On Tue, Feb 28, 2017 at 12:02 PM, douglas.beattie--- via
dev-security-policy <
dev-secur...@lists.mozilla.org> wrote:
> Ryan,
>
> GlobalSign certificate issuance has been referenced in several different
> threads recently and I think most of them are closed; however, if you feel
> otherwise, let me know.
>
Hi Doug,
Right, I realize there were several threads - You've addressed some of the
scenarios for both Incapsula and the test certificates - however, I haven't
seen an explanation as to how the spaces were introduced into these SANs,
the scope of how many GlobalSign certs this affected, how long the duration
of affect was, and what GlobalSign is doing to correct that.
While I understand you plan to reach out to Vietnam Airlines regarding this
specific cert, it's understanding both the root cause and the steps
GlobalSign is taking to redress those that I think are relevant here.
> And lastly this ticket. The Domain name was validated in accordance with
> the BRs, but there was a bug that allowed a user entered space to be
> included in some of the SAN values. While the value is not compliant with
> RFC 5280 or the BRs, there was no security issue with the certificate that
> was issued (it was likely not able to secure the intended subdomains).
> We'll provide an incident report for this.
>
> If this isn't sufficient for some reason, I'm sure you will let us know.

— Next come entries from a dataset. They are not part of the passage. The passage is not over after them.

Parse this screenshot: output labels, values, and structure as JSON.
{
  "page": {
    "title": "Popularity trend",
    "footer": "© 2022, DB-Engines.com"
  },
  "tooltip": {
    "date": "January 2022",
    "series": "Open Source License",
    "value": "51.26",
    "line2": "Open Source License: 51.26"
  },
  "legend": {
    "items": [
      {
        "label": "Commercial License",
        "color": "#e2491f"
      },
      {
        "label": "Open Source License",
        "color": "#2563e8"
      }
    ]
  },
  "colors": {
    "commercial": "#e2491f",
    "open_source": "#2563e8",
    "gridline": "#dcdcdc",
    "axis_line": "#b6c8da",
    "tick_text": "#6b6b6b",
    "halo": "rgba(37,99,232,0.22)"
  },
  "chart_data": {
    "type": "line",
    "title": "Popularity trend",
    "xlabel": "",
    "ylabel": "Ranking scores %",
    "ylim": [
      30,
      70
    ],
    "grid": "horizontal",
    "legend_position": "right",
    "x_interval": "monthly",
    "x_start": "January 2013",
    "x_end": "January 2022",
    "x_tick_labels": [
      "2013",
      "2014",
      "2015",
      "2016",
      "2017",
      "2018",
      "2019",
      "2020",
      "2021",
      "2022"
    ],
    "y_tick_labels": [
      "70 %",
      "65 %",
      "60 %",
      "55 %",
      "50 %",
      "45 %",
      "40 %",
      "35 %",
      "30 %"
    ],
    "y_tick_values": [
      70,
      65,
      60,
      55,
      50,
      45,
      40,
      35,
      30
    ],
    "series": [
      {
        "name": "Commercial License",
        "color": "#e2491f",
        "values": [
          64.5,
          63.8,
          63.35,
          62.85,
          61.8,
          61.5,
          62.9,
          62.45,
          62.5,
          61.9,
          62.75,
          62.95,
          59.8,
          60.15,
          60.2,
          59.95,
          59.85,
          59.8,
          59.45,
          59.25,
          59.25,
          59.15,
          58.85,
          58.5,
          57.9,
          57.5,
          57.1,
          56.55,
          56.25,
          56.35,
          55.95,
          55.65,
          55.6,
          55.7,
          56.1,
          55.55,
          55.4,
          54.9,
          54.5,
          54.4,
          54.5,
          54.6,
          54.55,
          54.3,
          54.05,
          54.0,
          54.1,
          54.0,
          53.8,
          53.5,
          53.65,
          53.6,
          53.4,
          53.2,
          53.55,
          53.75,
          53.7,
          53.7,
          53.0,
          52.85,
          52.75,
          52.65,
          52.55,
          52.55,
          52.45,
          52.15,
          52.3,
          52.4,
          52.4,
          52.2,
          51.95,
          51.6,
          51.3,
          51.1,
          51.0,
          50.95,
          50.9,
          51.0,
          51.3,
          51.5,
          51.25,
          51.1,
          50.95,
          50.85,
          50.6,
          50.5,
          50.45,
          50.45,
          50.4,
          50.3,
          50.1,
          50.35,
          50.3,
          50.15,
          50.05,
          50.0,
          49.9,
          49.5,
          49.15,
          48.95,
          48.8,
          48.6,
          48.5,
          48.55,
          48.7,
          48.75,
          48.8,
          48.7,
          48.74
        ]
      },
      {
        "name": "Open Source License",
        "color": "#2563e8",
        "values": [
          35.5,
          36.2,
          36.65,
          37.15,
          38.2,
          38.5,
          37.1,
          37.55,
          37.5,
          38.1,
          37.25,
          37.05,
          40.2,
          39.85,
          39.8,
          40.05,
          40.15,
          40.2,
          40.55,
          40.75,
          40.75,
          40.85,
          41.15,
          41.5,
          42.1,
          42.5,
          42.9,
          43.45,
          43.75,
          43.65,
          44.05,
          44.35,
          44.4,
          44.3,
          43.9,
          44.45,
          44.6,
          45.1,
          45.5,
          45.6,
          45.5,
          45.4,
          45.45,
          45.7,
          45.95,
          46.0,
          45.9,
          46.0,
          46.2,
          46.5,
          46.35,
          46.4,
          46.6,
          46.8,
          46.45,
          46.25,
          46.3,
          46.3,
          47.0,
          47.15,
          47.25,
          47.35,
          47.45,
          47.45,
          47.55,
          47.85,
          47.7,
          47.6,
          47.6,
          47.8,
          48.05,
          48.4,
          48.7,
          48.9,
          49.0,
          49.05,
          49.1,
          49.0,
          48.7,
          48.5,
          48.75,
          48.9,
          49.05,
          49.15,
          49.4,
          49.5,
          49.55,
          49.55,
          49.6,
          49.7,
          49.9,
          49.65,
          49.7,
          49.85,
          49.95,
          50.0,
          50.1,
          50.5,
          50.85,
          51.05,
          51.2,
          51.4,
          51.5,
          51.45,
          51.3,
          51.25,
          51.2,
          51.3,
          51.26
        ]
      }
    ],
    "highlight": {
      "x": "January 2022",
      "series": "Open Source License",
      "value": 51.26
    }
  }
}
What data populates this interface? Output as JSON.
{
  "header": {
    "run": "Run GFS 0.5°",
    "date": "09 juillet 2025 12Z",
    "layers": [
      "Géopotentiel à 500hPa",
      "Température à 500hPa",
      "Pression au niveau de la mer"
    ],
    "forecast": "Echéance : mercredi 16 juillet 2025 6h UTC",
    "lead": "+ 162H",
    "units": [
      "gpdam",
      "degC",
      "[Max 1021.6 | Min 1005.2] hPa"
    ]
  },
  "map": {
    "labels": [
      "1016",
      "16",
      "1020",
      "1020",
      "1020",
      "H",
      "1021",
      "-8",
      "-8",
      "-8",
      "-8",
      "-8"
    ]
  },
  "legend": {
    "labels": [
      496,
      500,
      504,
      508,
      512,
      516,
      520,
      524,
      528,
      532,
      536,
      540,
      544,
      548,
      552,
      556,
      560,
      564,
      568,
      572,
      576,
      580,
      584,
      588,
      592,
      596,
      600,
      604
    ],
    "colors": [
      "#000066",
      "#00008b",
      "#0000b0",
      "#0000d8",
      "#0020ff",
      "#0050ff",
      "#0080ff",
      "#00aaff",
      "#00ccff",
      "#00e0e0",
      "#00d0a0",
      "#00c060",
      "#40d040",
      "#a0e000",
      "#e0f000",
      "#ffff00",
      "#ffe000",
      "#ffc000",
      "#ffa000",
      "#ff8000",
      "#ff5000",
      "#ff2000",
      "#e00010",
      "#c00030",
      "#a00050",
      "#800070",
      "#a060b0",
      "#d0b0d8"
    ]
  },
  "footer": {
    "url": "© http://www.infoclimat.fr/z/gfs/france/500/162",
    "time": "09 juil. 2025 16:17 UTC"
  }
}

Right, I think an incident report on this would be useful. I think I would
be quite cautious to suggest "there is no security issue with the
certificate that was issued" - I think many a CA would have said that about
encoding, say, a null byte (\0) within a SAN, prior to realizing the issues.
For example, as a systemic issue, it seems this suggests that GlobalSign
does not validate what appears in the SAN, so long as the validated domain
appears within it. This could range from a SERIOUS security issue (for
example, if GlobalSign's systems are themselves not robust against NULL
bytes) to a benign one. Understanding the root cause, scope, and
remediation plans is useful here to assure the relying parties of
GlobalSign's committment to security.